La (ou les) nouvelle(s) association(s) nationale(s) ne verra pas le jour de sitôt et ne saura pas être aussi grosse que la FEUQ l’était, du moins pas à moyen terme. Or, l’ASSÉ est maintenant l’association étudiante nationale qui compte le plus de membres. Cela a de quoi incommoder le gouvernement, qui avait en la FEUQ un interlocuteur « raisonnable », qui ne hausse jamais le ton et joue sagement le jeu du groupe d’intérêt « traditionnel ». Au contraire, il est encore loin, très loin, le jour où l’ASSÉ jouera l’enfant sage devant un gouvernement. C’est là toute sa force… et aussi l’un de ses plus grands défauts aux yeux de ses détracteurs et de ces gens qui aiment la politique encarcanée de la joute partisane. Mais elle se trouve à la croisée des chemins, entre le maintien de sa forme et de sa posture actuelle et la croissance pour devenir l’association nationale hégémonique.
C’est que l’ASSÉ se présente souvent comme la descendante du Mouvement pour le droit à l’éducation (MDE, 1995-1999) et, surtout, de l’Association nationale des étudiants et étudiantes (ANEEQ, 1975-1993). Cette dernière, pendant l’essentiel de son existence, a été la seule association nationale étudiante et regroupait en son sein la majorité de la population étudiante québécoise. Ayant comme revendication principale la gratuité scolaire, elle était le théâtre d’une lutte politique incessante entre diverses tendances politiques : marxistes-léninistes, péquistes, anarchistes, trotskistes, maoïstes, socio-démocrates, etc. (Anecdote intéressante : Pierre-Karl Péladeau y a même déjà milité, à l’époque où il se disait marxiste). Mais ces tensions internes ont aussi été la cause de déchirements qui ont fini par mener à sa dissolution.

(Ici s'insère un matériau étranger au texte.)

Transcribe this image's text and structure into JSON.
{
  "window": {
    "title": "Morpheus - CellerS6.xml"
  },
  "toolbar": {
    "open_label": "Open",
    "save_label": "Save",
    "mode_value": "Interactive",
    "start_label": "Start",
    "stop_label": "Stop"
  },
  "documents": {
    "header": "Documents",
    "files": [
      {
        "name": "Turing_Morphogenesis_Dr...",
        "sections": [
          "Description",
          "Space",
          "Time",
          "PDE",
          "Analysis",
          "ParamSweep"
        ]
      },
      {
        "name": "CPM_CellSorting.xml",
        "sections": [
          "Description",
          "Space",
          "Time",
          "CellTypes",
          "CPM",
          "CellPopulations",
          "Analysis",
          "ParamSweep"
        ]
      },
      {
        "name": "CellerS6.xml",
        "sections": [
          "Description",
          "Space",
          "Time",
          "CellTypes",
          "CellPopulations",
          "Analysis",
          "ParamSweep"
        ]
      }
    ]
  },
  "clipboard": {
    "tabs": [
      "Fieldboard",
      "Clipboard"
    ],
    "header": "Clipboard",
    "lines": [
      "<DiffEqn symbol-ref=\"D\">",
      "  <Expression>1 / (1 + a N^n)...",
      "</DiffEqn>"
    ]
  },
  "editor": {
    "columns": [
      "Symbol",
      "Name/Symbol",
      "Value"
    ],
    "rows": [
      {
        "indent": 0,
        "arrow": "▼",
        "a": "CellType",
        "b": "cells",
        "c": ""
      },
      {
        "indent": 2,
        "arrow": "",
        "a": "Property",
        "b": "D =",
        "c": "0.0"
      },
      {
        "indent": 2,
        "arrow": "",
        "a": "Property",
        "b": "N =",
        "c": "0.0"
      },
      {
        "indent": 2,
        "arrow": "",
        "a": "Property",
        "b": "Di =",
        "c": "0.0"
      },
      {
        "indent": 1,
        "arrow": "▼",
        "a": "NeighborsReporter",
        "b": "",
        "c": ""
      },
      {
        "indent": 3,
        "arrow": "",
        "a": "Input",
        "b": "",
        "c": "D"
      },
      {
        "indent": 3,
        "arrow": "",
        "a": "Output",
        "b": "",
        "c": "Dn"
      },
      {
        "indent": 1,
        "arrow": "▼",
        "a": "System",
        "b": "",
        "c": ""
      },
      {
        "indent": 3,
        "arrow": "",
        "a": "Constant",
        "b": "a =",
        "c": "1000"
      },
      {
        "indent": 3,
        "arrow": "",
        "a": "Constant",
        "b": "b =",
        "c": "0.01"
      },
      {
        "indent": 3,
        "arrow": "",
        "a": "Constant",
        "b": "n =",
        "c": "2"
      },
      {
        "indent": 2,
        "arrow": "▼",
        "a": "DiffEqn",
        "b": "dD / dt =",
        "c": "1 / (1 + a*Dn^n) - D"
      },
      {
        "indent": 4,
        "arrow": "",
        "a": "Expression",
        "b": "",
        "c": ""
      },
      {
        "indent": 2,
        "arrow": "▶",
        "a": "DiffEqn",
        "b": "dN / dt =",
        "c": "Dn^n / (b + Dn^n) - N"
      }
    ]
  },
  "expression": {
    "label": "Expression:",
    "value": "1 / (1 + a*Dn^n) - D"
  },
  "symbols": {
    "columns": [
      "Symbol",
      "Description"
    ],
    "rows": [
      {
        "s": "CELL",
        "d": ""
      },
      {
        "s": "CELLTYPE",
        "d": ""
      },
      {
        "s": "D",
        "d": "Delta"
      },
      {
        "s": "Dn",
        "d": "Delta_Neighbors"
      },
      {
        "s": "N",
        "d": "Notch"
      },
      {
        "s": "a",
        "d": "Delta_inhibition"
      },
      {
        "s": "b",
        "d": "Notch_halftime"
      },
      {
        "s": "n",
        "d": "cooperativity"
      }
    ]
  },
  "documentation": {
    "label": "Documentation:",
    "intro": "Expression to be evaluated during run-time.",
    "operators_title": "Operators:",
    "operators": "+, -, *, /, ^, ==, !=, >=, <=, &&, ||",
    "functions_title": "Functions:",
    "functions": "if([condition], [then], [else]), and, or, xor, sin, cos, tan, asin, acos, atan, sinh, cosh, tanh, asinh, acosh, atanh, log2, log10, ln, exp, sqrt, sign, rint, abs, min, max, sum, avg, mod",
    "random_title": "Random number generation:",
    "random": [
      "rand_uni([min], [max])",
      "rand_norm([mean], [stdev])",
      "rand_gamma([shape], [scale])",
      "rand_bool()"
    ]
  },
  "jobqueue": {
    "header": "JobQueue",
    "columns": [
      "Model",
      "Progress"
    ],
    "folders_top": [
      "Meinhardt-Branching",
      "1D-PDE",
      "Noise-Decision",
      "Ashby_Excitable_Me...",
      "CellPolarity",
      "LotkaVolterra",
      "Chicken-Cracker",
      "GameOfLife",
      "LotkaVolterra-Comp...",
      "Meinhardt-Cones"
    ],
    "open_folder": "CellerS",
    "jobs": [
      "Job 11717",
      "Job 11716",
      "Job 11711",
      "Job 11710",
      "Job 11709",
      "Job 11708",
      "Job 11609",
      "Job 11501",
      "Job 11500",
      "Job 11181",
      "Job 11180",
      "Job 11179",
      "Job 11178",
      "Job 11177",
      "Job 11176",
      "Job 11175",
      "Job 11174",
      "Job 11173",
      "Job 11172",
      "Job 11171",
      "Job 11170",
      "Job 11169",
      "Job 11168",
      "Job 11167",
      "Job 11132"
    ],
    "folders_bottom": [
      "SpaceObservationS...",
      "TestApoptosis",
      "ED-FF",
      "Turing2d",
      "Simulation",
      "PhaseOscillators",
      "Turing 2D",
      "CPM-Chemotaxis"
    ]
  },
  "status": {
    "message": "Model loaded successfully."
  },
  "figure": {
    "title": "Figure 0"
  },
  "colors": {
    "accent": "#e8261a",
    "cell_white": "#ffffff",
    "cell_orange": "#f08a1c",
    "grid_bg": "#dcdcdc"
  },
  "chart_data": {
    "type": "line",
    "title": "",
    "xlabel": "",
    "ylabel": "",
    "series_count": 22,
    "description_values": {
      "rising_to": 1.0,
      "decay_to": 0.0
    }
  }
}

L’ASSÉ voudra-t-elle jouer un rôle semblable à celui de l’ANEEQ? Car, aujourd’hui plus que jamais, la question se pose. En fait, on la lui pose : les associations étudiantes de service social et de sciences infirmières de l’Université de Montréal, sans avoir été approchées par l’ASSÉ, ont décidé d’entamer des démarches qui pourraient résulter en une affiliation. Alors, celle-ci voudra-t-elle s’ouvrir à la perspective d’accueillir des membres qui sortent de sa zone de confort? Cela exigerait une modification structurelle et pourrait l’amener à diluer certaines de ses positions les plus « radicales », mais elle gagnerait en puissance de mobilisation et donc, d’information et d’« éducation populaire ». Il ne faut pas non plus négliger le fait que son pouvoir d’attraction réside précisément dans sa posture actuelle et dans son caractère démocratique.
L’expérience de l’ANEEQ peut lui servir de modèle et, à la fois, de mise en garde. Un juste milieu est-il possible? L’ASSÉ doit aujourd’hui se poser la question de sa raison d’être, de ses perspectives et de ses possibilités dans des termes nouveaux, que ce soit pour choisir le statu quo ou tenter l’expérience de l’inédit.